Sympathy for the Autistic / Being Autistic

“Having any child is a life-changing experience. Having one who isn’t like you, though, is also a learning experience. I think I cried when it fully sunk in that “childhood wonder” is a real and short-lived thing for allistic children, and I did a double take recently when my wife stated that soon our son’s emotions would open wide up. He’s already more emotional than I ever have been!

On a day-to-day basis, my son is a lot more talkative than I ever was. He seldom wants to play with toys unless he can do so with other people . . . and he plays in a completely different way. He wants to have the characters talk, and often he wants to narrate the entire “story” telling me what my characters do, as well…

…Both of them are also way more comfortable asking me for things than I am with doing the same. The issue is, they tend to be extremely vague.

My life is punctuated with “Can you do something for me?”, “Can I have a favor?”, “I’m hungry.” , “Can you do it for me?”, “Can you get it for me?”, “Daddy, can you play with me?”, “I’m lonely. Can you be with me for a bit?”

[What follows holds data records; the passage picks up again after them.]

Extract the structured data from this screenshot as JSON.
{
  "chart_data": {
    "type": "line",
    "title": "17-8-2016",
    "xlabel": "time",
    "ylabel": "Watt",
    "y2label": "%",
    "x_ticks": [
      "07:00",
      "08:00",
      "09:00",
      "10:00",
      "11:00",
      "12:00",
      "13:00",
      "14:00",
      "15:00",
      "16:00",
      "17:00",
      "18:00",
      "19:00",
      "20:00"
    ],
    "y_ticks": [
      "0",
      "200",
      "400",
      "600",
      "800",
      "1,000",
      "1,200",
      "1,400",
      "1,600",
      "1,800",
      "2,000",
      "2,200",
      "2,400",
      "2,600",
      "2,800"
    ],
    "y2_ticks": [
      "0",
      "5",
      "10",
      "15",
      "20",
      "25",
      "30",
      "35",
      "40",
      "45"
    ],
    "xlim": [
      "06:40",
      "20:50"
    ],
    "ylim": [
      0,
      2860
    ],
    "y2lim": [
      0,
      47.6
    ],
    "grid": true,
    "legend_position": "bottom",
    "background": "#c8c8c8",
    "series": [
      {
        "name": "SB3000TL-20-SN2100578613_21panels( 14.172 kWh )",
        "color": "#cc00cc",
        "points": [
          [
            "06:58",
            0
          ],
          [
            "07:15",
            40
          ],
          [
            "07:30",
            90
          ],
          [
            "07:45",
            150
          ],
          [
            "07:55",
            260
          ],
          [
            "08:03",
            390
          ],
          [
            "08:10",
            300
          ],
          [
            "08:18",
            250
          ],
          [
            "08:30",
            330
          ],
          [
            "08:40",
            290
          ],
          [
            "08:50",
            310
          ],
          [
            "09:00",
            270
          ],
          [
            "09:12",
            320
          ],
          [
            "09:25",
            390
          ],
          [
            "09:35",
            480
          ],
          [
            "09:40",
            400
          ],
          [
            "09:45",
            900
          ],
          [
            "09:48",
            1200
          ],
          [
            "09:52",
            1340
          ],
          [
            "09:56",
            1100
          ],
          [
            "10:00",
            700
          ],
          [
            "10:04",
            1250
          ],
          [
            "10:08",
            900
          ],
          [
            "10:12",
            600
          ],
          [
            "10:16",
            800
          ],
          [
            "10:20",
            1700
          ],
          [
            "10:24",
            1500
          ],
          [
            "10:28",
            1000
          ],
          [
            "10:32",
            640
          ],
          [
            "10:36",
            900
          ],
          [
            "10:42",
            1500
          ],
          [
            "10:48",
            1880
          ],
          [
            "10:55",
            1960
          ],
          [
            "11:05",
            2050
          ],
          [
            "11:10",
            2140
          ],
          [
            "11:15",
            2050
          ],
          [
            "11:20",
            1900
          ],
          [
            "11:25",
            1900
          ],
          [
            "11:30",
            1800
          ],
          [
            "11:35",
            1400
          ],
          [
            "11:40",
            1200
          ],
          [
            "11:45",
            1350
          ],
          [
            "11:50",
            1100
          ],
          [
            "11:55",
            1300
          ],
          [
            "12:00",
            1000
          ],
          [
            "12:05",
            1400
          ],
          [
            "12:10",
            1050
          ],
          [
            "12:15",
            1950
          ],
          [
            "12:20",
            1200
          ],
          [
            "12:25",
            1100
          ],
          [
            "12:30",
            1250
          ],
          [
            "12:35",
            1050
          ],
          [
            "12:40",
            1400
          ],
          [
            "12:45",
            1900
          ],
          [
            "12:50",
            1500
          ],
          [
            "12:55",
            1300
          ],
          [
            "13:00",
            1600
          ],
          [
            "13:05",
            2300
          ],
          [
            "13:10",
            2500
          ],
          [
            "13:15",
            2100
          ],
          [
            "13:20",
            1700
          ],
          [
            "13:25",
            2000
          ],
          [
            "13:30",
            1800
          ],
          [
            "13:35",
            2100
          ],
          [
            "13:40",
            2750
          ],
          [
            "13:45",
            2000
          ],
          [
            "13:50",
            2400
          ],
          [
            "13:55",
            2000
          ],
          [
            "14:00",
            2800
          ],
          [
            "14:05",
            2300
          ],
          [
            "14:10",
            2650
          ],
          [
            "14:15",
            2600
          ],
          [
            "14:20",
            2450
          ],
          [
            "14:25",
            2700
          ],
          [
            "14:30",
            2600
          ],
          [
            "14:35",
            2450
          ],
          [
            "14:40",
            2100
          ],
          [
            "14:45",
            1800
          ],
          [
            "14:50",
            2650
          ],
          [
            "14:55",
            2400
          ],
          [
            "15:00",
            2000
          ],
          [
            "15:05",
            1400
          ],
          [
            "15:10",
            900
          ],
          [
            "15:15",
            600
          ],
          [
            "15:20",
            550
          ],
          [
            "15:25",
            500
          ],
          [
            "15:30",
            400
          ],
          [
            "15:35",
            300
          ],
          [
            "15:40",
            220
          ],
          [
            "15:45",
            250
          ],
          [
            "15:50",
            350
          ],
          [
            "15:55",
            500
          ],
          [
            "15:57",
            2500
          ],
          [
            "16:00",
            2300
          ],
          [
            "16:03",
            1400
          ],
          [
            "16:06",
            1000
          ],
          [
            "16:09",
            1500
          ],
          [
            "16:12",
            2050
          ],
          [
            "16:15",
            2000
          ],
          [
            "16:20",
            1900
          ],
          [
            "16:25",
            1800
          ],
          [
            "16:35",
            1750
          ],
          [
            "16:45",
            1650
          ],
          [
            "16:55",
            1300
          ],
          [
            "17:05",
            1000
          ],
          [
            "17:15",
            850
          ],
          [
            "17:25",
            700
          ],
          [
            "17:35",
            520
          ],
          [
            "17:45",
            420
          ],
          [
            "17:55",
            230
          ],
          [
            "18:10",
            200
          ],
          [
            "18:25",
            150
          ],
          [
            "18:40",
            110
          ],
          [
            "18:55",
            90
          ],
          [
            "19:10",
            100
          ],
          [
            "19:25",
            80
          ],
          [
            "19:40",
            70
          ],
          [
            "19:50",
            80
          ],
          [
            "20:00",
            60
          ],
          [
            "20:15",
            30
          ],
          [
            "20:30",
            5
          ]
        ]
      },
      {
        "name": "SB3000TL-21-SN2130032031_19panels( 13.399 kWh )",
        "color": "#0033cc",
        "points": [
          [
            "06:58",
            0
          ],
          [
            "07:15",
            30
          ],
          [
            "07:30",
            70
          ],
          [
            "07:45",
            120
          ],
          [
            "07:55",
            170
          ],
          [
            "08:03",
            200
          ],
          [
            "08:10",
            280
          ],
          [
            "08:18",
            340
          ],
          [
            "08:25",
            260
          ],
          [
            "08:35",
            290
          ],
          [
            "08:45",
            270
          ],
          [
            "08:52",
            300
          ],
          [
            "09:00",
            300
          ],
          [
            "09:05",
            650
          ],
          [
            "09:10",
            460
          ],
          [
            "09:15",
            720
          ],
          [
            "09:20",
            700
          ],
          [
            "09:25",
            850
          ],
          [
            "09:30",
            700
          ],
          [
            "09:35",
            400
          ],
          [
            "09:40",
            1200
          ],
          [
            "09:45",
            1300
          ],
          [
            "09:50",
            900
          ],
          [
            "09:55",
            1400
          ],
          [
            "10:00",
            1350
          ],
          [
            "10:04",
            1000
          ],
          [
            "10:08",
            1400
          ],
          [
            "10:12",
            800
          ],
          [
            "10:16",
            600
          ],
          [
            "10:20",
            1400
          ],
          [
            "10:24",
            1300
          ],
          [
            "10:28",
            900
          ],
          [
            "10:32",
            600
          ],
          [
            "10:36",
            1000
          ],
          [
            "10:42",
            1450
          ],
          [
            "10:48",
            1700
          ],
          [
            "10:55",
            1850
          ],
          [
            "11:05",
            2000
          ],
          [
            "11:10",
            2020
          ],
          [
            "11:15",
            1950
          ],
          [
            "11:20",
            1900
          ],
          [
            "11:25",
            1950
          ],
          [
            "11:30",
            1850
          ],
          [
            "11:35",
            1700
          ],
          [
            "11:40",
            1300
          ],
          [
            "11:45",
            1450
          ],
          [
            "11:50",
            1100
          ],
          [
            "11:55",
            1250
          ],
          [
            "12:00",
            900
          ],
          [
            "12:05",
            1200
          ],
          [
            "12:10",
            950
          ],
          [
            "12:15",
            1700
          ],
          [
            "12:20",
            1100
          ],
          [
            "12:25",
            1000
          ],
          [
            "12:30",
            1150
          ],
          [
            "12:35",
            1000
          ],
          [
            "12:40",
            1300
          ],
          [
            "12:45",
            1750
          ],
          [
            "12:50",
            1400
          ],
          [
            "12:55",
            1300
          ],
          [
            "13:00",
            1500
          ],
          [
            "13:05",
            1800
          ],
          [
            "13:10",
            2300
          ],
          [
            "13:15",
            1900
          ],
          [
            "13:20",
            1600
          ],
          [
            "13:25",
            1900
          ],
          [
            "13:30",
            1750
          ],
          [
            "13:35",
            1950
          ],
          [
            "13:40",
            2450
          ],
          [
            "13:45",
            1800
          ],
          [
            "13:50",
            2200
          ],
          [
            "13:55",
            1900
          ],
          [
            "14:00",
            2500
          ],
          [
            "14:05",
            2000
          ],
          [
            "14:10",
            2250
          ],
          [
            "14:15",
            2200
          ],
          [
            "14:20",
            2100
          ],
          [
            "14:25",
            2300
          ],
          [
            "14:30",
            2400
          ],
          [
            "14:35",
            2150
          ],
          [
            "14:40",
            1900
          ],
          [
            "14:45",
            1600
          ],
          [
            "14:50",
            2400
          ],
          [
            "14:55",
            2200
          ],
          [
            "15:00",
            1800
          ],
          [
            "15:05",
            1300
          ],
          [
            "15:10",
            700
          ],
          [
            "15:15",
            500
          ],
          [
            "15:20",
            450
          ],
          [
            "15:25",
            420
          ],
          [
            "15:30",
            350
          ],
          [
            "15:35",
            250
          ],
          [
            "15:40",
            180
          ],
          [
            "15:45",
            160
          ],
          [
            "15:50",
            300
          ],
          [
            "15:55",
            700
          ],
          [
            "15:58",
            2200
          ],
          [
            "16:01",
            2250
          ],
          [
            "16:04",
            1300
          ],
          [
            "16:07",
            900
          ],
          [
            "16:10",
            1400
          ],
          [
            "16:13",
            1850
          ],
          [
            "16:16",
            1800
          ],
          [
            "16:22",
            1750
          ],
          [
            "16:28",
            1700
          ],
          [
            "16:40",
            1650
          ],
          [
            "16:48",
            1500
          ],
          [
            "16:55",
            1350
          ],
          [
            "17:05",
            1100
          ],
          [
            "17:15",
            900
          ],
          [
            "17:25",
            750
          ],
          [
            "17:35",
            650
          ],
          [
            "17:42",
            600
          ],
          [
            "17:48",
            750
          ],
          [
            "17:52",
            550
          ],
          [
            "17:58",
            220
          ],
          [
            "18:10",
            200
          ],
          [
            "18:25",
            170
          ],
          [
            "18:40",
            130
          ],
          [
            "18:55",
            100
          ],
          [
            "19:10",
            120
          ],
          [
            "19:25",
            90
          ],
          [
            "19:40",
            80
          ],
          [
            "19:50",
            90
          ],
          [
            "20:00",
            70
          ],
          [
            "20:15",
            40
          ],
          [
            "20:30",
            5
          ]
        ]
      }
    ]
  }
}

If there’s one very important thing I’ve learned from having a neurotypical child, it’s this:

Independence is not something you are going to have with an NT child. They need a lot of attention.”

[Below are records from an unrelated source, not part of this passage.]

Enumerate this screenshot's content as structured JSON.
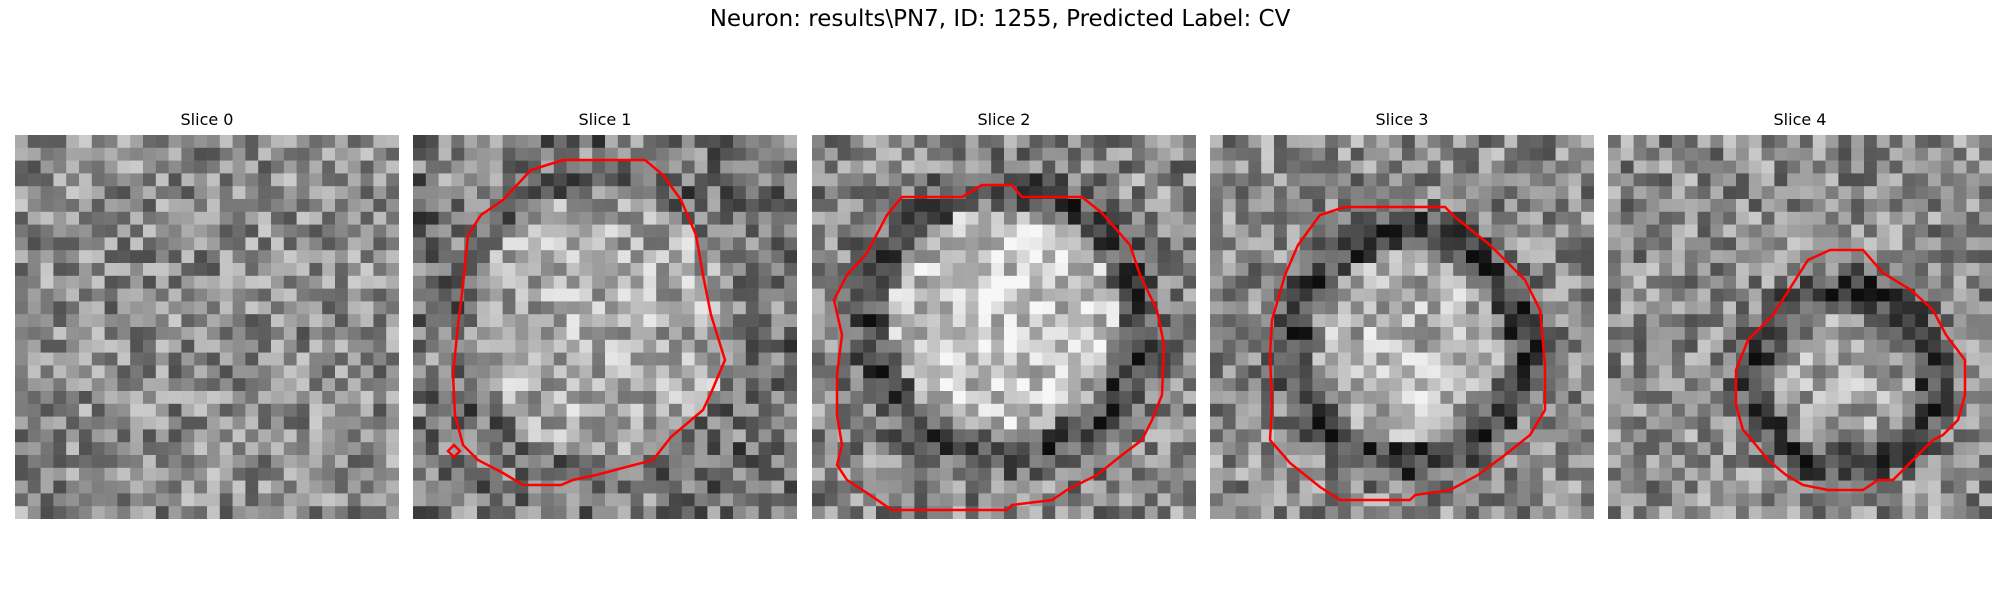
{
  "figure": {
    "title": "Neuron: results\\PN7, ID: 1255, Predicted Label: CV"
  },
  "colors": {
    "contour": "#ff0000",
    "background": "#ffffff"
  },
  "panels": [
    {
      "title": "Slice 0",
      "has_contour": false
    },
    {
      "title": "Slice 1",
      "has_contour": true
    },
    {
      "title": "Slice 2",
      "has_contour": true
    },
    {
      "title": "Slice 3",
      "has_contour": true
    },
    {
      "title": "Slice 4",
      "has_contour": true
    }
  ]
}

-Jaime A. Heidel, “What Is It Like for An Autistic Parent to Raise a Non-Autistic Child? June 26, 2019.

There are occasions, such as when reading this, when I find I am very much in sympathy with the autistic perspective. This is not just an issue with children, but people in general. They are emotional. Frequently people are asking for something from those around them that assumes you know what they want. They always want to be together. Frequently, people don’t want to be responsible for their own problems.

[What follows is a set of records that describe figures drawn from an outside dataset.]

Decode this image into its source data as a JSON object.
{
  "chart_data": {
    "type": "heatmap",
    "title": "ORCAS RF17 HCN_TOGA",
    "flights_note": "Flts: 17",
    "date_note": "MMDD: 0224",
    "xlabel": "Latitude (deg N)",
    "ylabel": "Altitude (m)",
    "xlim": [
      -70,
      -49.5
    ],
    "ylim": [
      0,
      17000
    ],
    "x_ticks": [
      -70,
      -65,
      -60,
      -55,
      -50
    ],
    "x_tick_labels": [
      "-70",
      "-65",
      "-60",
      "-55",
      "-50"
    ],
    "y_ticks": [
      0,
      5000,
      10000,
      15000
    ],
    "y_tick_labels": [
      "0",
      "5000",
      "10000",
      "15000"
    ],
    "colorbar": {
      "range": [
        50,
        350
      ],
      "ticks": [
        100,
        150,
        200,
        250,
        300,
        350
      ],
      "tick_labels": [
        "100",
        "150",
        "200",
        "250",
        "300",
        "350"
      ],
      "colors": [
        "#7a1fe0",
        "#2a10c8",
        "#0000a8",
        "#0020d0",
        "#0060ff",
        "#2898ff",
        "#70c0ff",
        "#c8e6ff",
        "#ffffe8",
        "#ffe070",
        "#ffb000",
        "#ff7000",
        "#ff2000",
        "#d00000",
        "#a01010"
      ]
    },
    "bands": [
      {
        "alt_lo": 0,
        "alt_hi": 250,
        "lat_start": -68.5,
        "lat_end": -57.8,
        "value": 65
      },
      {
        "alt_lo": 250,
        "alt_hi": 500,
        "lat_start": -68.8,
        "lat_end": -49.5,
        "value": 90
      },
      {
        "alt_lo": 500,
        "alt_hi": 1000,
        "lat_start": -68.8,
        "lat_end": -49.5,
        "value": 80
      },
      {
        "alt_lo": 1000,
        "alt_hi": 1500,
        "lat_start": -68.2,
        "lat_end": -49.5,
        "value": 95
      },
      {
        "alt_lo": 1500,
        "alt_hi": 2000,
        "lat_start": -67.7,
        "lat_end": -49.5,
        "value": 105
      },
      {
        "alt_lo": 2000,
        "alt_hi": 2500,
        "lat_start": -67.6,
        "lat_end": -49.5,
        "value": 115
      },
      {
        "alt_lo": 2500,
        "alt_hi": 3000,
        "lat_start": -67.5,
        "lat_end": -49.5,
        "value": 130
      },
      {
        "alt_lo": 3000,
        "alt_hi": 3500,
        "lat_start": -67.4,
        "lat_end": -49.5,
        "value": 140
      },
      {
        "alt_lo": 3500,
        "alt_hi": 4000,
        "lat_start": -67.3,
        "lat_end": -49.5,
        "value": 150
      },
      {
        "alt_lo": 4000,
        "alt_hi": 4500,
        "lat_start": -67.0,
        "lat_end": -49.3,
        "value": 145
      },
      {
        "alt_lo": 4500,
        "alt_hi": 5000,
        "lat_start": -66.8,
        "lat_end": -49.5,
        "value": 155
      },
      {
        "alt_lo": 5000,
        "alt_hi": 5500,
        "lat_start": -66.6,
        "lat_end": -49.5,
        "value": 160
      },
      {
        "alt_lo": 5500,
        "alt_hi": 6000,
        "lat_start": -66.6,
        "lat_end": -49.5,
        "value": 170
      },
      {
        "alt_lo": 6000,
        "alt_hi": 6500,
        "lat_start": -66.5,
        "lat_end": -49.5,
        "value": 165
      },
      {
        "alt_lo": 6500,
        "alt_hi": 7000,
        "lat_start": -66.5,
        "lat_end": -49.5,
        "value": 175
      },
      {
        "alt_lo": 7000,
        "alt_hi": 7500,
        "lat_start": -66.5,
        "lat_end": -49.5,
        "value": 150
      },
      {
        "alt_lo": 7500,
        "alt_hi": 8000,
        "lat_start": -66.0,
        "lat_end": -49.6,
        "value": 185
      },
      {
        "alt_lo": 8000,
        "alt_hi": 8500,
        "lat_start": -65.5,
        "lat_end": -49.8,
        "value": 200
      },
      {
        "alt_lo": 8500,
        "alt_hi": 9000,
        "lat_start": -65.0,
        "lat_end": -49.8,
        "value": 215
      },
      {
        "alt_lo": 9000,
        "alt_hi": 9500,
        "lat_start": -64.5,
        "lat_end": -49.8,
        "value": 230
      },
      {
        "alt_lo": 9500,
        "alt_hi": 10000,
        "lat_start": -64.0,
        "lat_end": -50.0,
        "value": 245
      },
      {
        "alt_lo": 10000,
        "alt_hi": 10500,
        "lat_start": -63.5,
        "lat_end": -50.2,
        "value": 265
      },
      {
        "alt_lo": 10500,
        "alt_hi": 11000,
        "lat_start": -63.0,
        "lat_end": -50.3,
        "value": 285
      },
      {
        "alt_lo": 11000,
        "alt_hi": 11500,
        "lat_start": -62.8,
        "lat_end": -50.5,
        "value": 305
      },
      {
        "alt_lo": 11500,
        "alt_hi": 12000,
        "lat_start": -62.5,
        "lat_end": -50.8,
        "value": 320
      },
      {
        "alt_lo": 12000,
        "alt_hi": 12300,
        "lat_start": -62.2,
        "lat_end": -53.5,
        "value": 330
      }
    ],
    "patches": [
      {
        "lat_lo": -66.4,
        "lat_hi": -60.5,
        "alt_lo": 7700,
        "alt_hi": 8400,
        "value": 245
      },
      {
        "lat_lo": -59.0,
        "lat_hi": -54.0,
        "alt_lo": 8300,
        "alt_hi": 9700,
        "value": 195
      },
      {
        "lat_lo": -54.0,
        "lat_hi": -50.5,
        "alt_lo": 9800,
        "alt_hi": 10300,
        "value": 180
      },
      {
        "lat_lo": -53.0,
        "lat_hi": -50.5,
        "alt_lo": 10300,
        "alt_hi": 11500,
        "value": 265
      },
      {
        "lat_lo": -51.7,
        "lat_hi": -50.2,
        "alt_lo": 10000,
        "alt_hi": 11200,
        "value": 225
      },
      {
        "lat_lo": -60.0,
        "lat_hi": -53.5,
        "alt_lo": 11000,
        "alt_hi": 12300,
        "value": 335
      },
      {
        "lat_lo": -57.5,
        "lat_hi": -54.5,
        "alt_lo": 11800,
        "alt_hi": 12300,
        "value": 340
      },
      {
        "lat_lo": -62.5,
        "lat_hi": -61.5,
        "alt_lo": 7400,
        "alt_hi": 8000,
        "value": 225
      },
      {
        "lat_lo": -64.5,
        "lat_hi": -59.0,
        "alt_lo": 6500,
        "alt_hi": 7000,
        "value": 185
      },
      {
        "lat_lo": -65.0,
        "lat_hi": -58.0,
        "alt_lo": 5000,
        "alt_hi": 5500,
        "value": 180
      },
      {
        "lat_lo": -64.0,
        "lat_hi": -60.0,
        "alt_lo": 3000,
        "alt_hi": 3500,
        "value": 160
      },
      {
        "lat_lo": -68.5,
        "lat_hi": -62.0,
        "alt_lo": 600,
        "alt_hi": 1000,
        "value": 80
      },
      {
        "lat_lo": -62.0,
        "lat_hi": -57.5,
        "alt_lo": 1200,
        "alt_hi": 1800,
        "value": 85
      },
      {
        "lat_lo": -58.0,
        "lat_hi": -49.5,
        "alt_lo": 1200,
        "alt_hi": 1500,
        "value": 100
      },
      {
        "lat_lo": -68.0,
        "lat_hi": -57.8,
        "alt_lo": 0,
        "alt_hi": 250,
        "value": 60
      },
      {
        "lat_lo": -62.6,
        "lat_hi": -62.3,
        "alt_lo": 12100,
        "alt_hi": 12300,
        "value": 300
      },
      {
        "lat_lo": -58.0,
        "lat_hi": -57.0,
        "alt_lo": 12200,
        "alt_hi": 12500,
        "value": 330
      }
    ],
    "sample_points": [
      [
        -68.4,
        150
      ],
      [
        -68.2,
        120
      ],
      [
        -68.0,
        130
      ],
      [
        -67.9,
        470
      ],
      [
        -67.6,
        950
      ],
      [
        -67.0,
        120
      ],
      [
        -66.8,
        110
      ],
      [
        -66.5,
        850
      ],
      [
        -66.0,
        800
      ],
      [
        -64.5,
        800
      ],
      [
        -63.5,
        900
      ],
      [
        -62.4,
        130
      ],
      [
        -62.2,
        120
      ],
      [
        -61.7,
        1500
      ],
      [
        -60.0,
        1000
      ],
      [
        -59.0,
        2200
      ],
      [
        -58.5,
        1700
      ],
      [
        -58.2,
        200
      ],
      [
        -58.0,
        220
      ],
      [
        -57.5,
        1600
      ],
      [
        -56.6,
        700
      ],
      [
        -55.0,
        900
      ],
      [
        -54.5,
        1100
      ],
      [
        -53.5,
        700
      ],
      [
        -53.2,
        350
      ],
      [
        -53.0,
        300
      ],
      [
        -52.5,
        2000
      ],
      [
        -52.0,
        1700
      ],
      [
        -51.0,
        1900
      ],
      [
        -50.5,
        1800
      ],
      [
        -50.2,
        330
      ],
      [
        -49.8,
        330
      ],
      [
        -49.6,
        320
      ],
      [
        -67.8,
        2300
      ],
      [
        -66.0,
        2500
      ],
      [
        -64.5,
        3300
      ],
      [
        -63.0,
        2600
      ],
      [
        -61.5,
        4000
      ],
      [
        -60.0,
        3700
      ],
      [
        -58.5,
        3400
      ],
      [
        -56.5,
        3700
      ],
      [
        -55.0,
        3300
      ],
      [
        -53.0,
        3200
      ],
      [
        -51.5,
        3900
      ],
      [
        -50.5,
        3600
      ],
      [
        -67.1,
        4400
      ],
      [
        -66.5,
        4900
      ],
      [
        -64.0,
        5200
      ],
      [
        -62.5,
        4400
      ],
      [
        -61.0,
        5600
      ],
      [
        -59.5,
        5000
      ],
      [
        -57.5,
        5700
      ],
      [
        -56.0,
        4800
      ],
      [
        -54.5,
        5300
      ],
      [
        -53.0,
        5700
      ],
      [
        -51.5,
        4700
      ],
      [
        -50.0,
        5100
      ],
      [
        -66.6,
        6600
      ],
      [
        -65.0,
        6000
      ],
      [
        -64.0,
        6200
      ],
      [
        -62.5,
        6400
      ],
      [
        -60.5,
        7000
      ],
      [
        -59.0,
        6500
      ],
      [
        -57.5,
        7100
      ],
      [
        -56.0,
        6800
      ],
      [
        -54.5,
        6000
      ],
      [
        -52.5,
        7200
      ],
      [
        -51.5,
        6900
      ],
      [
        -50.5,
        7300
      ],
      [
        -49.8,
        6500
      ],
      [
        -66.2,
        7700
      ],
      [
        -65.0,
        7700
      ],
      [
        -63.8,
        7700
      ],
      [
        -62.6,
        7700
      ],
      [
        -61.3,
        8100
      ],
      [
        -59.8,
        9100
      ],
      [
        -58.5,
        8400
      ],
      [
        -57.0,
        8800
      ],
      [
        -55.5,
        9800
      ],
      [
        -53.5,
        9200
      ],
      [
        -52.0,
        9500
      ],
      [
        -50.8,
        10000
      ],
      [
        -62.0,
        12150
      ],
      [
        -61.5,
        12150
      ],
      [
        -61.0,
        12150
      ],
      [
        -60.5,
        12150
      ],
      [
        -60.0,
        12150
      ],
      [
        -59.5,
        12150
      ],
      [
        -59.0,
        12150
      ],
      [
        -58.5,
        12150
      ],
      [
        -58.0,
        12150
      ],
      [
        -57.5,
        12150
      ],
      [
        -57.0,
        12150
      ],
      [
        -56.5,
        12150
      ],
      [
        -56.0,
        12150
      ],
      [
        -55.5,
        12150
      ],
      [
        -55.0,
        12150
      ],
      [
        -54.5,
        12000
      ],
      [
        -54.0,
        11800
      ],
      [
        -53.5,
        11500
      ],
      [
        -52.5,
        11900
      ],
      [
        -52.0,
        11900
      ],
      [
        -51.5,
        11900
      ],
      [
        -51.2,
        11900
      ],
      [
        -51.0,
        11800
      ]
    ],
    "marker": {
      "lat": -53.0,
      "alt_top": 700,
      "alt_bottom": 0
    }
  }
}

The funny bit is how I use “they” in the preceding paragraph. Largely, I do not need to be around people. I only ask for help when there is no other way to get something done. I am not going to talk about myself or my emotions. All of which points to the possibility that perhaps I’m on the spectrum?

The strange bit is when around children, and their torrent of emotions, I find I’m much more sympathetic than when I’m with adults. Adults hide their pain and often lash out. Children will show it, and then you can tell them, “I didn’t mean to hurt your feelings. I’m not used to being around small children.” They, rarely hearing such an admission from an adult, often feel much better after. Truly, I’m not trying to hurt their feelings. While this is also true of adults, it’s much harder to recognize that you have hurt an adult’s feelings, and even more difficult to say you didn’t mean to do it.